Norway Post: Continued growth, but lower earnings

Norway Post’s half year results show continued growth in revenue for the Group. The results are lower compared to the same period last year as a result of higher personnel and transportation costs. Norway Post is implementing initiatives to strengthen the profitability of the Post segment.

The Group has experienced positive development in operating revenues, which is in line with the Group’s Nordic growth strategy. Total operating revenues after the first six months were NOK 13.4 billion, an increase of 17.8 per cent from the same period last year. The ICT and Logistics segments contributed to revenue growth following acquisitions and high activity in the marketplace. Second quarter earnings in the Post segment were at the same level as last year.

Earnings before taxes for the first six months were NOK 879 million, compared to NOK 565 million for the same period last year. Earnings were high due to a profit of NOK 625 million from the sale of Norway Post’s distribution center building in Oslo during the first quarter. The Group’s earnings before taxes (EBIT) prior to adjustments for special items were NOK 268 million, compared to NOK 625 million after the second quarter last year.

The Post segment is the reason for the decrease in earnings, mainly due to increased personnel and transportation costs, and the establishment of CityMail in Denmark. The Logistics and ICT segments show positive growth prior to adjustments for special items. The EBIT for the ICT segment showed the same results as last year.

“Although the Group shows healthy growth and earnings development in the Logistics and the ICT segments, we are disappointed with the lower results in the Post segment. Increased personnel and transportation costs, especially related to the delivery of A-priority mail overnight, require the implementation of new initiatives to improve profitability,” states Norway Post CEO Dag Mejdell.

DELIVERS AS PROMISED

The improvement initiatives implemented in mail distribution this past winter have provided significantly higher quality and will be continued. An independent study conducted during the second quarter shows that 86.3 per cent of A-priority mail was delivered overnight. The license requirement is set at 85 per cent.

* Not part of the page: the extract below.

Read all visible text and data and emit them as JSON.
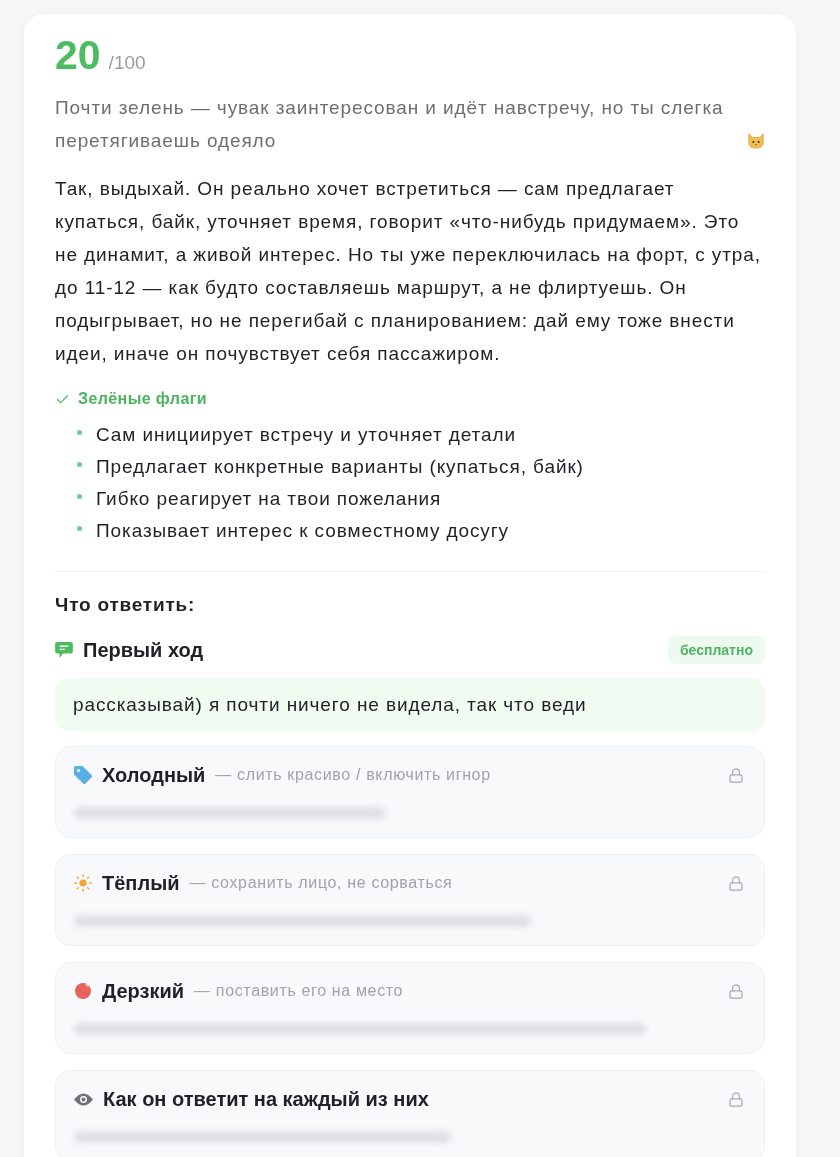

“The positive development in the delivery quality of A-priority mail has continued, and we are well above the license requirement. The new initiatives that will be implemented in order to reduce costs and make operations more effective will not negatively affect Norway Post’s delivery quality,” states Mejdell.

New initiatives have been customized to meet the challenges facing each segment. A reduction in the use of consultants and marketing are included among other general efforts to reduce costs in Norway Post.